The car of the future runs completely on electricity. No more dependence on gas. No more choking the atmosphere with fumes. Whenever the possibility of electric cars is raised, the media and other commentators ooh and ahh over the potential. But this technology isn't futuristic — it's positively retro. Cars powered by electricity have been on the scene since the 1800s and actually predate gas-powered cars.
A blacksmith in Vermont — Thomas Davenport — built the first rotary electric motor in 1833 and it to power a model train the next year. In the late 1830s, Scottish inventor Robert Davidson rigged a carriage with an electric motor powered by batteries. In his Pulitzer-nominated book Taking Charge, archaeology professor and technology historian Michael Brian Schiffer writes that this "was perhaps the first electric car."
After this remarkable achievement, the idea of an electric car languished for decades. In 1881, a French experi-menter debuted a personal vehicle that ran on electricity, a tricycle (ie, three wheels and a seat) for adults. In 1888, many inventors in the US, Britain, and Europe started creating threeand four-wheel vehicles — which could carry two to six people — that ran on electricity. These vehicles remained principally curios-ities until May 1897, when the Pope Manufacturing Company — the country's most successful bicycle manufacturer — started selling the first commercial electric car: the Columbia Electric Phaeton, Mark III. It topped out at fifteen miles per hour, and had to be recharged every 30 miles. Within two years, people could choose from an array of electrical carriages, buggies, wagons, trucks, bicycles, tricycles, even buses and ambulances made by numerous manufacturers.
New York City was home to a fleet of electric taxi cabs starting in 1897. The Electric Vehicle Company eventually had over 100 of them ferrying people around the Big Apple. Soon it was unleashing electric taxis in Chicago, Philadelphia, Boston, and Washington DC. By 1900, though, the company was in trouble, and seven years later it sputtered out. As for cars powered by dead dinosaurs, Austrian engineer Siegfried Marcus attached a one cylinder motor to a cart in 1864, driving it 500 feet and thus creating the first vehicle powered by gas (this was around 25 years after Davidson had created the first electro-car). It wasn't until 1895 that gas autos — converted carriages with a two-cylinder engine — were commercially sold (and then only in microscopic numbers).
Around the turn of the century, the average car buyer had a big choice to make: gas, electric, or steam? When the auto industry took form around 1895, nobody knew which type of vehicle was going to become the standard. During the last few years of the nineteenth century and the first few of the twentieth, over 100 companies placed their bets on electricity. According to Schiffer, "Twenty-eight percent of the 4,192 American automobiles produced in 1900 were electric.
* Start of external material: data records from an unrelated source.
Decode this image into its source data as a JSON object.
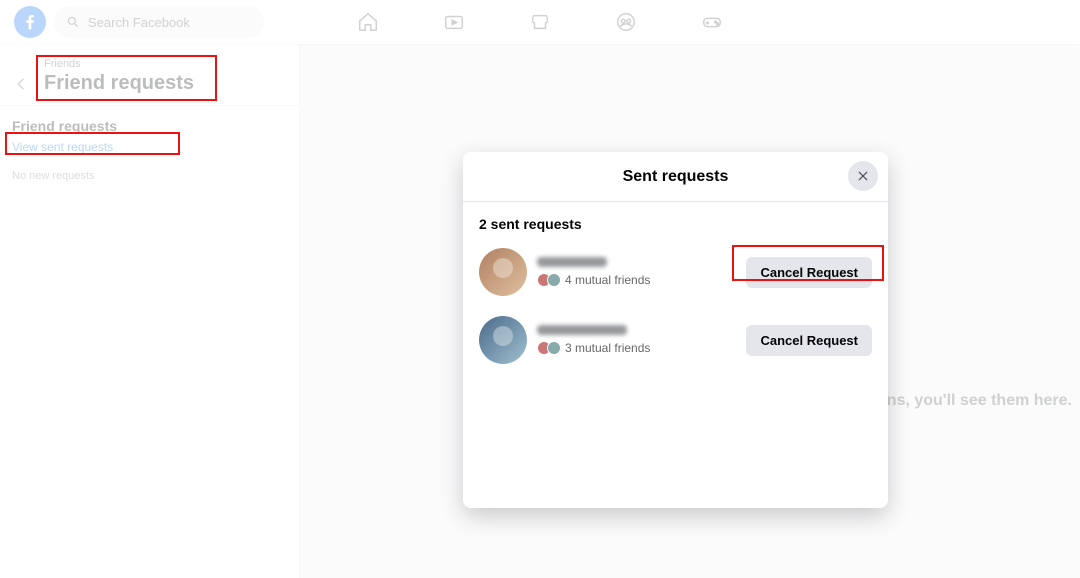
{
  "search": {
    "placeholder": "Search Facebook"
  },
  "sidebar": {
    "crumb": "Friends",
    "title": "Friend requests",
    "section": "Friend requests",
    "view_link": "View sent requests",
    "empty": "No new requests"
  },
  "bg_hint_fragment": "ns, you'll see them here.",
  "modal": {
    "title": "Sent requests",
    "count_label": "2 sent requests",
    "cancel_label": "Cancel Request",
    "items": [
      {
        "mutual": "4 mutual friends"
      },
      {
        "mutual": "3 mutual friends"
      }
    ]
  }
}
In the New York automobile show of that year more electrics were on display than gasoline or steam vehicles."
In the middle of the first decade of the 1900s, electric cars were on the decline, and their gaseating cousins were surging ahead. With improvements in the cars and their batteries, though, electrics started a comeback in 1907, which continued through 1913. The downhill slide started the next year, and by the 1920s the market for electrics was "minuscule," to use Schiffer's word.
Things never got better.
Many companies tried to combine the best of both approaches, with cars that ran on a mix of electricity and gas. The Pope Manufacturing Company, once again in the vanguard, built a working prototype in 1898. A Belgian company and a French company each brought out commercial models the next year, beating the Toyota Prius and the Honda Insight to the market by over a century. Even Ferdinand Porsche and the Mercedes Company got in on the act. Unfortunately, these hybrids never really caught on.
Didik Design — which manufactures several vehicles which run on various combinations off electricity, solar power, and human power — maintains an extensive archive on the history of electric and electro-fuel cars. According to their research, around 200 companies and individuals have manufactured electric cars. Only a few familiar names are on the list (although some of them aren't familiar as car manufacturers): Studebaker (1952-1966), General Electric (1901-1904), Braun (1977), Sears, Roebuck, and Company (1978), and Oldsmobile (1896 to the present). The vast majority have long been forgotten: Elecctra, Pfluger, Buffalo Automobile Company, Hercules, Red Bug, and Nu-Klea Starlite, to name a few. Henry Ford and Thomas Edison teamed up on an electric car, but, although some prototypes were built, it never was
commercially produced. Though they have faded from mass cultural memory, electric cars have never been completely out of production.The reasons why electrics faded into obscurity while gas cars and trucks became 99.999 percent dominant are complex and are still being debated. If only they hadn't been sidelined and had continued to develop apace, the world would be a very different place.